Keterangan dimaksud terkait dengan batas waktu perbaikan persyaratan pasangan calon Gubernur Dan Wakil Gubernur Provinsi Papua. Saat itu, keduanya menjawab perbaikan persyaratan pencalonan bisa dilakukan sampai dengan penetapan pasangan calon yakni 22 September 2024.
“Kedua teradu tidak jujur dalam sidang MK, sesungguhnya teradu I dan II mengetahui kapan batas akhir perbaikan persyaratan calon itu harus dilakukan. Keduanya sengaja menyampaikan jawaban yang menyimpang dari perundang-undangan,” ungkap pengadu.
Pengadu menegaskan, berdasarkan lampiran I Peraturan KPU (PKPU) Nomor 8 Tahun 2024, telah diatur jelas dan tegas waktu perbaikan persyaratan calon adalah 6 – 8 September 2024.
Jawaban teradu I dan II tersebut dinilai bertujuan jahat untuk menutupi pelanggaran pada pilkada Provinsi Papua 2024, sekaligus untuk mengelabui hakim Mahkamah Konstitusi.
“Patut dinilai jawaban teradu I dan II itu untuk mempengaruhi putusan Mahkamah Konstitusi atas perkara PHPU Gubernur dan Wakil Gubernur Provinsi Papua. Ini sudah dikualifikasikan sebagai memberikan keterangan palsu atau keterangan tidak benar,” tegasnya.
Pengadu menambahkan jawaban teradu I dan II dalam sidang MK tersebut tidak sejalan dengan putusan DKPP Nomor 299-PKE-DKPP/XI/2024 yang dibacakan tanggal 24 Januari 2025.
Dalam pertimbangan hukumnya, DKPP menyatakan KPU Papua telah bersikap tidak berkepastian hukum karena menerima dan menggunakan dokumen perbaikan persyaratan administrasi calon atas nama Yeremias Bisai di luar program, tahapan, dan jadwal.
“Apa yang para teradu sampaikan di sidang MK seakan hendak mengoreksi dan mereduksi bahwa Putusan DKPP a quo adalah salah dan keliru. Sehingga patut dinilai sebagai pembangkangan terhadap putusan DKPP,” pungkasnya.
Jawaban Teradu
Teradu I, Iffa Rosita, secara tegas membantah dalil yang disampaikan pengadu. Apa yang ia sampaikan dalam sidang MK tidak bermaksud menutupi pelanggaran dan menyampaikan keterangan yang menyimpang.
Dalam persidangan PHPU di Mahkamah Konstitusi, teradu I berkedudukan sebagai pendamping termohon yaitu KPU Provinsi Papua.

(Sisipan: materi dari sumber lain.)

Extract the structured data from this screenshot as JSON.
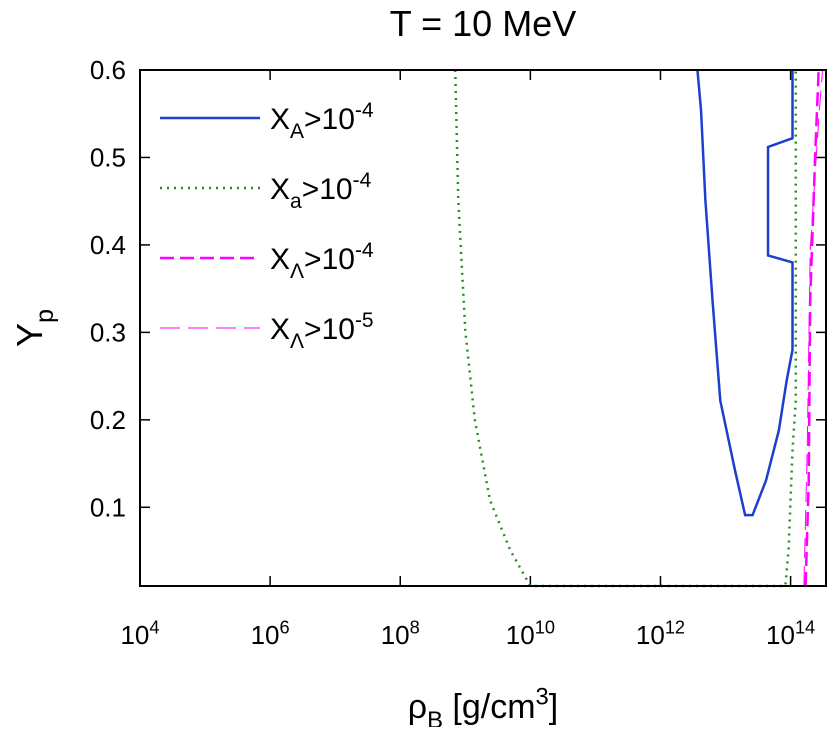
{
  "chart_data": {
    "type": "line",
    "title": "T = 10 MeV",
    "x_label": "ρ_{B} [g/cm^{3}]",
    "y_label": "Y_{p}",
    "x_log": true,
    "xlim": [
      10000,
      350000000000000
    ],
    "ylim": [
      0.01,
      0.6
    ],
    "xticks": [
      {
        "value": 10000,
        "label": "10^{4}"
      },
      {
        "value": 1000000,
        "label": "10^{6}"
      },
      {
        "value": 100000000,
        "label": "10^{8}"
      },
      {
        "value": 10000000000,
        "label": "10^{10}"
      },
      {
        "value": 1000000000000,
        "label": "10^{12}"
      },
      {
        "value": 100000000000000,
        "label": "10^{14}"
      }
    ],
    "yticks": [
      0.1,
      0.2,
      0.3,
      0.4,
      0.5,
      0.6
    ],
    "legend": "upper left",
    "series": [
      {
        "name": "X_{A}>10^{-4}",
        "color": "#1c3fd0",
        "style": "solid",
        "width": 2.5,
        "x": [
          3700000000000.0,
          4200000000000.0,
          4900000000000.0,
          6300000000000.0,
          8300000000000.0,
          14000000000000.0,
          20000000000000.0,
          26000000000000.0,
          42000000000000.0,
          66000000000000.0,
          87000000000000.0,
          107000000000000.0,
          107000000000000.0,
          45000000000000.0,
          45000000000000.0,
          107000000000000.0,
          107000000000000.0
        ],
        "values": [
          0.6,
          0.554,
          0.451,
          0.337,
          0.222,
          0.142,
          0.091,
          0.091,
          0.131,
          0.188,
          0.245,
          0.28,
          0.38,
          0.388,
          0.512,
          0.522,
          0.6
        ]
      },
      {
        "name": "X_{a}>10^{-4}",
        "color": "#2a8a2a",
        "style": "dotted",
        "width": 2.5,
        "x": [
          700000000.0,
          780000000.0,
          1000000000.0,
          1400000000.0,
          2400000000.0,
          4900000000.0,
          10000000000.0,
          83000000000000.0,
          93000000000000.0,
          107000000000000.0,
          120000000000000.0,
          120000000000000.0
        ],
        "values": [
          0.6,
          0.451,
          0.302,
          0.2,
          0.108,
          0.051,
          0.01,
          0.01,
          0.051,
          0.165,
          0.222,
          0.6
        ]
      },
      {
        "name": "X_{Λ}>10^{-4}",
        "color": "#ff00ff",
        "style": "dashed",
        "width": 2.5,
        "x": [
          170000000000000.0,
          190000000000000.0,
          200000000000000.0,
          240000000000000.0,
          270000000000000.0
        ],
        "values": [
          0.01,
          0.131,
          0.337,
          0.508,
          0.6
        ]
      },
      {
        "name": "X_{Λ}>10^{-5}",
        "color": "#ff00ff",
        "style": "long-dashed",
        "width": 1,
        "x": [
          160000000000000.0,
          180000000000000.0,
          200000000000000.0,
          270000000000000.0,
          310000000000000.0
        ],
        "values": [
          0.01,
          0.165,
          0.394,
          0.543,
          0.6
        ]
      }
    ]
  }
}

Jawabannya dalam sidang tersebut untuk menjelaskan situasi dan konteks permasalahan yang terjadi di Provinsi Papua.
“Jawaban teradu I bukan kerangka normatif PKPU Nomor 8 Tahun 2024, tetapi sesuai pemahaman dan pengetahuan yang didapatkan melalui sejumlah dokumen surat, antara lain konsultasi KPU Provinsi Papua dan KPU RI,” tegasnya.
Teradu I menegaskan dalam persidangan PHPU bersifat pasif karena hanya sebagai pendamping. Sehingga, dirinya tidak memiliki kapasitas untuk membantah dalil-dalil yang diajukan pemohon.
“Bahwa pada saat teradu I menjawab juga sempat memastikan konteks permasalahan yang terjadi kepada anggota KPU Provinsi Papua,” ujarnya.
Bantahan yang sama juga disampaikan teradu II, Steve Dumbon. Jawaban pada sidang di Mahkamah Konstitusi untuk menjelaskan fakta lapangan yang terjadi terkait penyerahan dokumen persyaratan pencalonan.
“Itu adalah semata-mata menjawab dan menjelaskan kepada majelis Mahkamah Konstitusi berdasarkan fakta yang terjadi di lapangan perihal penyerahan dokumen berdasarkan hasil klarifikasi dari tanggapan masyarakat oleh PN Jayapura dalam persyaratan pencalonan,” tegas teradu II.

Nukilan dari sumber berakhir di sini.